Я решила: если заперто, то стучать не буду. Потянула дверь. И она неожиданно легко открылась.
- Кто там? – недовольно спросил Крис.
Теперь бежать было совсем уже глупо, и я вошла.
- Доброе утро! – начала я с радостной улыбкой, подбадривая себя.
Ничего страшного. Мы просто поговорим. От разговоров ещё никто не умер.
После – да, бывало. Но это уж потом.
Хогер обнаружился на корточках возле одного из своих инструментов ‑ пауко-арфы, которую я видела на концерте.
- Доброе утро, Грейс, - устало выдохнул он.
И замолчал.
Мог бы и спросить меня о чём-нибудь!
Заговорить о главном оказалось неожиданно сложно.
- А чем вы заняты? – задала я очень глупый вопрос.
- Пытаюсь починить. – Маэстро указал рукой на своё детище. Если люди не врут, и оркестр он создал сам.
- Да? А в чём проблема? – Во мне взыграл профессиональный интерес.
- Заедает… ‑ Тут Крис оживился, и стал рассказывать, что именно и когда заедает, и что несколько раз на концерте он был готов сквозь сцену провалиться, когда арфоид, как его называл создатель, выдал не те ноты.
Я сочувственно кивала, хотя не заметила ни фальшивых нот, ни переживаний Криса по этому поводу. Я так и сказала. Он ответил, что я слишком снисходительна. Расспросив, как действует инструмент, и кое-что прикрутила магией. Заодно заметила ещё одно слабое, на мой взгляд, место и предложила подправить его.
Хогер с радостью согласился и сразу проверил работоспособность агрегата магическим кристаллом.
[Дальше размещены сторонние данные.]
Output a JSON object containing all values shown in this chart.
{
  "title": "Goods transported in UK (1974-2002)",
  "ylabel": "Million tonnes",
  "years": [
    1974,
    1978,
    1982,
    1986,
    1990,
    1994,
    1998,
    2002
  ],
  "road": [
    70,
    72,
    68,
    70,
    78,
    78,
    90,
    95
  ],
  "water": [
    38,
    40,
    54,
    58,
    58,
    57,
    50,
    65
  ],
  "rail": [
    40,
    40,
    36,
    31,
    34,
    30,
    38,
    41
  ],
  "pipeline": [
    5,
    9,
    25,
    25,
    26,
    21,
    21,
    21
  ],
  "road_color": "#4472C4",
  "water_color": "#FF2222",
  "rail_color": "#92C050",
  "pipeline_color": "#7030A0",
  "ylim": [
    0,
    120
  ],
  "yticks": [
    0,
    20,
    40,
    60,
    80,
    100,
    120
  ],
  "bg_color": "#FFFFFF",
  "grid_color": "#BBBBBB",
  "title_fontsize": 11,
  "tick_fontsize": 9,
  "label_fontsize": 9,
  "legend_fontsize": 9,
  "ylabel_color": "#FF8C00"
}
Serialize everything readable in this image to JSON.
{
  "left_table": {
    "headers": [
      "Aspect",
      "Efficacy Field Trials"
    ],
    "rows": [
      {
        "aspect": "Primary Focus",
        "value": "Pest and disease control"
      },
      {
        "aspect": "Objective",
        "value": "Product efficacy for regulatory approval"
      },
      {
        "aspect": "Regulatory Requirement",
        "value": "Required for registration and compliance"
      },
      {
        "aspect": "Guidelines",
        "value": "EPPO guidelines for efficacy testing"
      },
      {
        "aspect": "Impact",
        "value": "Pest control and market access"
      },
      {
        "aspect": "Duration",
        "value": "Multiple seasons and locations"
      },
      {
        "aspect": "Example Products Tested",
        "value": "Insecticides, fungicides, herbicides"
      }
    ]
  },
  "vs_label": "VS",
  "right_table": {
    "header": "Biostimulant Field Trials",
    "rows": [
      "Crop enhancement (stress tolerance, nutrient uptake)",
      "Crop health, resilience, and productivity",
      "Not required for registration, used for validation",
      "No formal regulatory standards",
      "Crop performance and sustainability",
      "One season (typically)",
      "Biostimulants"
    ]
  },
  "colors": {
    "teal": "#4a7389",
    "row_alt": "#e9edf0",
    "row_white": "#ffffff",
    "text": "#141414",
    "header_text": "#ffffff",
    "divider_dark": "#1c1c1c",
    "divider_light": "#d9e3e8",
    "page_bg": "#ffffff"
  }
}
Не знаю, случайно или нет, но это была музыка к последней песне на концерте, о «ненавижу и люблю». На мой вкус, сыграно было идеально.
А то, что у меня все внутренности переворачивались от близости молчаливого Криса, это уже к делу не относится.
Последний звук завяз в напряжённой тишине.
- Я хотела… ‑ начала я, и одновременно Крис произнёс:
- Я хотел…
И мы оба закончили:
- …поговорить.
- Ты первая, ‑ тут же сориентировался маэстро. А ведь мог как мужчина взять самое сложное на себя.
Впрочем, ещё неизвестно, о чём он хотел поговорить. Может, не о том, что я бы хотела услышать. И он ещё передумает после моих слов.
- Когда поменял имя? – заговорила я после паузы.
- Когда ты меня узнала? – задал он встречный вопрос.
Я вздохнула:
- Если честно, то только сегодня. И то не совсем сама. Я нечаянно услышала разговор Донована, и это подтолкнуло меня в нужном направлении. – Было бы неплохо уведомить Криса о помыслах и замыслах его концертного директора, но это не лучшее начало сложного разговора. – Мне очень стыдно.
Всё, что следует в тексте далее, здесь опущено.